Minister has 'serious questions' to answer over Gormley
The Scottish Conservatives renewed calls for justice secretary Michael Matheson to quit.
Scotland's justice secretary still has "serious questions" to answer following the departure of chief constable Phil Gormley, opposition parties have said.
Michael Matheson addressed MSPs in the wake of Gormley's announcement, saying he hoped it would allow Police Scotland "to move forward".
But Scottish Labour said the minister still has questions to answer about his own conduct during an affair it said had "dragged the reputation of Scottish policing through the mud".
The Scottish Conservatives renewed calls for the justice secretary to quit, saying he should "follow the former chief constable out of the door".
Gormley tendered his resignation with immediate effect on Wednesday, meaning Scotland's national police force will now have to appoint its third chief in five years.
It came as the beleaguered chief constable was facing five separate investigations into misconduct by the Police Investigations and Review Commissioner (Pirc).
As a result of the probes, Gormley had been on special leave since September and said in Wednesday's statement that it was "impossible" for him to resume his duties.
He always denied any wrongdoing.
It emerged that in November, the SPA's former chairman Andrew Flanagan had attempted to have Gormley return to active duty.
Matheson intervened in this decision, asking if proper procedure had been followed to reinstate the chief constable, following which the decision was reversed.
This led to opposition parties accusing the justice secretary of interfering in the nominally independent organisation and the Tories' call for him to quit - demands Matheson has roundly rejected.
The justice secretary also received the support of the SPA's new chairwoman Susan Deacon, who criticised her predecessor Flanagan's handling of the matter and said Matheson would have been "failing in his duty had he not asked those questions".
Commenting on Gormley's resignation, the Scottish Conservative shadow justice secretary Liam Kerr said: "Mr Gormley's resignation brings a close to one of the issues contributing to one of the most troubled periods in the history of the single force.
"However, it does not close down many of the questions hanging over this sorry episode.
"Mr Gormley makes clear in his resignation statement that it was the events of November 2017 - when Michael Matheson intervened to prevent his return to work - that made it impossible for him to carry on.
"It suggests that, less than two years after his appointment, the SNP Government intervened to force him out."
He added: "Michael Matheson may hope that the stink hanging over this affair will clear with Mr Gormley's departure.
"It won't. That will only happen when Mr Matheson does the decent thing and follows the former chief constable out of the door."
But addressing Holyrood on Wednesday, the justice secretary maintained that his actions had been "entirely appropriate".
Matheson said: "I respect the decision of the chief constable and hope this enables policing in Scotland to move forward with a clear focus on delivering the long-term strategy Policing 2026 that Phil Gormley helped to develop.

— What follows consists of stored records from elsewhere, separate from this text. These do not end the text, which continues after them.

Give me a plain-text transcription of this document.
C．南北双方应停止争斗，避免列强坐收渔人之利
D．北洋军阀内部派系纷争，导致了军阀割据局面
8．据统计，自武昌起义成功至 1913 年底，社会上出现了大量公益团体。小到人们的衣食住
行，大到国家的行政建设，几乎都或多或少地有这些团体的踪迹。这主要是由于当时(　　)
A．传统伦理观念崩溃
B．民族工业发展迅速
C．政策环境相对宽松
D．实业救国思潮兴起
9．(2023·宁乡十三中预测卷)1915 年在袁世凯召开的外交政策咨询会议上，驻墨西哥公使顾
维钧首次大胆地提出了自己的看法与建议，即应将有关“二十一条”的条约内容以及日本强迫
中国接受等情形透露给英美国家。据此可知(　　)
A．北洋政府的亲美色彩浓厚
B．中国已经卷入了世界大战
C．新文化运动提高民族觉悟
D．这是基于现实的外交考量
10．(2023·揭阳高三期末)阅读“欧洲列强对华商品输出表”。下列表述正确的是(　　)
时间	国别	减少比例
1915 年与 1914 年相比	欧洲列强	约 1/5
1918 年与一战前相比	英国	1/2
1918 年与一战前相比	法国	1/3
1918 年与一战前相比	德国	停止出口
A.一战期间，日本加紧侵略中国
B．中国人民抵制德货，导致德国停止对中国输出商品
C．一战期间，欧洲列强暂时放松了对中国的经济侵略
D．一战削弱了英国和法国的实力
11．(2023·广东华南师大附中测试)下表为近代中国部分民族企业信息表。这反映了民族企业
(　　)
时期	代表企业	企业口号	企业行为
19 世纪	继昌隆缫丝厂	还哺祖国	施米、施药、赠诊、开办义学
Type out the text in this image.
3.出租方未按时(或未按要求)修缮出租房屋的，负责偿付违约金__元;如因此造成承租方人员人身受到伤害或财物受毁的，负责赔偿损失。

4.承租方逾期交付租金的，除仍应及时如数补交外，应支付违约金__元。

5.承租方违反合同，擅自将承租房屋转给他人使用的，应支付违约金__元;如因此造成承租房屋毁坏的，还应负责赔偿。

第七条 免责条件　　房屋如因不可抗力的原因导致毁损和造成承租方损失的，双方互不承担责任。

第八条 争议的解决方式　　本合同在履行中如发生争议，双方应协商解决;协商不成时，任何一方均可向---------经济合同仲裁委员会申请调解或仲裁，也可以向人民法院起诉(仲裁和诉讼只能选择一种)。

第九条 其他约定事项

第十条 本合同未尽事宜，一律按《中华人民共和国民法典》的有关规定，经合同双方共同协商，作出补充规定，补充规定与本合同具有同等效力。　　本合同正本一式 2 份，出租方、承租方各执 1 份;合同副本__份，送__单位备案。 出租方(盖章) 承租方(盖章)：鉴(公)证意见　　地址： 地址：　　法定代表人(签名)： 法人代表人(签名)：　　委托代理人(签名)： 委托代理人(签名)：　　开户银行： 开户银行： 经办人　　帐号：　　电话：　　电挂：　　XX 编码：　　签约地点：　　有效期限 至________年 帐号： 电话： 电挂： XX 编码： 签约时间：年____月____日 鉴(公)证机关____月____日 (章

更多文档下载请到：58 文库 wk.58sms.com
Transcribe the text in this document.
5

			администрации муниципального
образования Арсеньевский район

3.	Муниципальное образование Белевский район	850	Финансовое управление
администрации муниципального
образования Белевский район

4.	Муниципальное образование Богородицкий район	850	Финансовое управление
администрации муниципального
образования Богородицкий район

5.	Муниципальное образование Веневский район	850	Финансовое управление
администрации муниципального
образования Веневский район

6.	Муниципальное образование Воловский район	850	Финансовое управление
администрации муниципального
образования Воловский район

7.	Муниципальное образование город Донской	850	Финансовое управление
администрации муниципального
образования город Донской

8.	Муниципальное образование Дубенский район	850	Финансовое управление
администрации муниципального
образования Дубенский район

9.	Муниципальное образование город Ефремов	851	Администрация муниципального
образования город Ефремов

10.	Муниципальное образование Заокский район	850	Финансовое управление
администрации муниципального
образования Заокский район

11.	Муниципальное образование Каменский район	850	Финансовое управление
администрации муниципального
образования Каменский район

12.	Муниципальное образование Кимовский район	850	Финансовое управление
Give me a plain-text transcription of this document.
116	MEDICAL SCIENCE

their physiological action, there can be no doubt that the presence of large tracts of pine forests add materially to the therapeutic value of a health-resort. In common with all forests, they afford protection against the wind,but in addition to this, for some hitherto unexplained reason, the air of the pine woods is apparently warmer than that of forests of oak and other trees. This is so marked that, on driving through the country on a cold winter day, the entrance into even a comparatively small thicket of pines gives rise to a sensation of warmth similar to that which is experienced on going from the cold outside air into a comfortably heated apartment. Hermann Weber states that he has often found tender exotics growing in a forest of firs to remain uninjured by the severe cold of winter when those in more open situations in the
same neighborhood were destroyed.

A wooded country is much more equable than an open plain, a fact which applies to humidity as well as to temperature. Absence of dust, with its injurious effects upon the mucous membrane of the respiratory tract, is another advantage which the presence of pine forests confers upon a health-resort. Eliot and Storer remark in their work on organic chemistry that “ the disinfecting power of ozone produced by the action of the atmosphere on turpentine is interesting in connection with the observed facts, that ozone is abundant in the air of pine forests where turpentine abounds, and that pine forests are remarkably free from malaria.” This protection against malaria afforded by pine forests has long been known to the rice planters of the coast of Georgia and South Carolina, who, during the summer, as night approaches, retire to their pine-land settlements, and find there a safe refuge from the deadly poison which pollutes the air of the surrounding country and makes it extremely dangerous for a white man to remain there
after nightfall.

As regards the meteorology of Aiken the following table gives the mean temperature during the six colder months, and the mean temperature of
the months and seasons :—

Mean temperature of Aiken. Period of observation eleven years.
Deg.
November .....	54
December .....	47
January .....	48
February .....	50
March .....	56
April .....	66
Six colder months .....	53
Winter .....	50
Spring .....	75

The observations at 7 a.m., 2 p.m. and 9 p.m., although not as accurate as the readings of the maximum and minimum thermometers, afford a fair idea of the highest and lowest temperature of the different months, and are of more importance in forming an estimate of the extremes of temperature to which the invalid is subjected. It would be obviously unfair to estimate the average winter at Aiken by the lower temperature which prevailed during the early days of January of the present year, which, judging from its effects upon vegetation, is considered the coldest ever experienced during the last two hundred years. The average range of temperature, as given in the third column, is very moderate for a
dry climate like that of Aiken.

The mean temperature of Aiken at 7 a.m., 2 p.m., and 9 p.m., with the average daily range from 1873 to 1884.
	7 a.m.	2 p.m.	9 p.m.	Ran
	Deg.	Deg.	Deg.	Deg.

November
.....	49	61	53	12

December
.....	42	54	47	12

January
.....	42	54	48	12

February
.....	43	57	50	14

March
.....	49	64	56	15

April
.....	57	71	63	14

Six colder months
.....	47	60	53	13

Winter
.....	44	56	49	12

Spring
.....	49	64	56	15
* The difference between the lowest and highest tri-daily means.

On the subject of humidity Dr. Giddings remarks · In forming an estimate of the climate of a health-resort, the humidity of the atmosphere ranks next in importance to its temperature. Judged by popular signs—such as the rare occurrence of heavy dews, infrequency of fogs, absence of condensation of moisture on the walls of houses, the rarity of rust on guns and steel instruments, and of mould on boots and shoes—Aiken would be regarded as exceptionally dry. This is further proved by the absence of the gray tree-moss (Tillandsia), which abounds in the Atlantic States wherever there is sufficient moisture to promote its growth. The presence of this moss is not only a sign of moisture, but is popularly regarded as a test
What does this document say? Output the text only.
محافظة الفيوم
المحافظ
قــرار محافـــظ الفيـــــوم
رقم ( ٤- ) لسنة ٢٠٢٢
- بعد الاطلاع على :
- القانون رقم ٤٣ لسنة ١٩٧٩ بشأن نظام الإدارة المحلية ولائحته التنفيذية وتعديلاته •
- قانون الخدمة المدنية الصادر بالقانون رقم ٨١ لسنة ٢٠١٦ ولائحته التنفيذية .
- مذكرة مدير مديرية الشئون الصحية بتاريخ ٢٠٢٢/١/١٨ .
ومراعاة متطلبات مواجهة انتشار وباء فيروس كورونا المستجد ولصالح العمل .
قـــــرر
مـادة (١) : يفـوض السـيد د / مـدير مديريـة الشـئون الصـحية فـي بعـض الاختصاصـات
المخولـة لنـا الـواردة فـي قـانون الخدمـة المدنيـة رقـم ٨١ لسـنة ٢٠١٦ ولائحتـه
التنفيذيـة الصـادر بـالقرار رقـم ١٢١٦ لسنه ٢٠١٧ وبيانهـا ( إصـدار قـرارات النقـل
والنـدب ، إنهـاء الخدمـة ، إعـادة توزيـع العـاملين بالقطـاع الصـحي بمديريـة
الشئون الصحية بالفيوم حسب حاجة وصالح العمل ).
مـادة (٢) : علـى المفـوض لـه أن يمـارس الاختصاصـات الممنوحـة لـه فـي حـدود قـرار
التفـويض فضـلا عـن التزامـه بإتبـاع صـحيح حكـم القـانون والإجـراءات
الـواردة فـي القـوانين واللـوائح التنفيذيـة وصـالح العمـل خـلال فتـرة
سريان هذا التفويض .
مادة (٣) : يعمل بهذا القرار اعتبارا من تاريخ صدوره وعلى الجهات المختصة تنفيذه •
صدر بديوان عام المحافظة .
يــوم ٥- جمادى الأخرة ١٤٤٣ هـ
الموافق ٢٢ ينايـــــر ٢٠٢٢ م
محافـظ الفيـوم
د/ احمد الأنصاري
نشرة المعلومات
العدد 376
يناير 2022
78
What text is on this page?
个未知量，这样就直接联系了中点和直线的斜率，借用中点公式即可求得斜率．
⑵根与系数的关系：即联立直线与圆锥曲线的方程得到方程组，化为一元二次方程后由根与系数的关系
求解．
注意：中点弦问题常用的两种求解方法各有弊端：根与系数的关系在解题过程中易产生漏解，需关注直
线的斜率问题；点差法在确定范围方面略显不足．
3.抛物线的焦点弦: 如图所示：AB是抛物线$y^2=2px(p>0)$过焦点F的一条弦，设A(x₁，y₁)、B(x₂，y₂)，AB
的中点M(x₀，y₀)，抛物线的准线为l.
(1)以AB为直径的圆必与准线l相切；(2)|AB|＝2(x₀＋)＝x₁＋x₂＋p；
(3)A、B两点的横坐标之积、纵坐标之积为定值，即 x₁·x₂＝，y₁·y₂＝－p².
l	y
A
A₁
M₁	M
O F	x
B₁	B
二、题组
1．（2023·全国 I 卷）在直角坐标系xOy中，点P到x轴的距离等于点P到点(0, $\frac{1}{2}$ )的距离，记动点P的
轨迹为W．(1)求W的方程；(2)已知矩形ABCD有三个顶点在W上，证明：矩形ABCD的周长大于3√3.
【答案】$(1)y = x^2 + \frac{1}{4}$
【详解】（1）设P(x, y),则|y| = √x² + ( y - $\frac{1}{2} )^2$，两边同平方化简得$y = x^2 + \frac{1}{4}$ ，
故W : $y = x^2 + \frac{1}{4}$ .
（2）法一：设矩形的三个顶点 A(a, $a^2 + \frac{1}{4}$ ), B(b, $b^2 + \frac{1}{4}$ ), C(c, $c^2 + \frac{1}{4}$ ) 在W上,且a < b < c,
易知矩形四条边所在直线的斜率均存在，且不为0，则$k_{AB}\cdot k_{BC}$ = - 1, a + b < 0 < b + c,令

"I've spoken with Susan Deacon, chair of the Scottish Police Authority, which will undertake the process of appointing a new chief constable.
"Professor Deacon informed me yesterday that the SPA were in discussions with the chief constable's representatives regarding his future and provided assurance that the appropriate process was being followed."
He added: "I am very clear that my actions in questioning the SPA on November 9 were entirely appropriate, indeed were expected of me."
Scottish Labour's shadow justice secretary Daniel Johnson said: "Police Scotland has been riddled by crisis and controversy for years now, but the case of Phil Gormley descended into utter farce and raised serious questions about ministerial oversight.
"This sorry affair has dragged the reputation of Scottish policing through the mud and must be incredibly demoralising for rank and file officers who put their lives on the line to keep communities safe.
"Regardless of Mr Gormley's decision to resign, there are still serious questions for Michael Matheson to answer."
Willie Rennie, leader of the Scottish Liberal Democrats, commented: "The rate at which Chief Constables and SPA bosses have come and gone points to a much deeper issue.
"Problems are hardwired into the structures they are operating within.
"Powers over policing should be shared across more individuals and communities to avoid these situations, rather than hoarded on the desk of the justice secretary.
"An independent expert review of how policing structures are operating is essential to inject accountability, transparency and localism back into the system."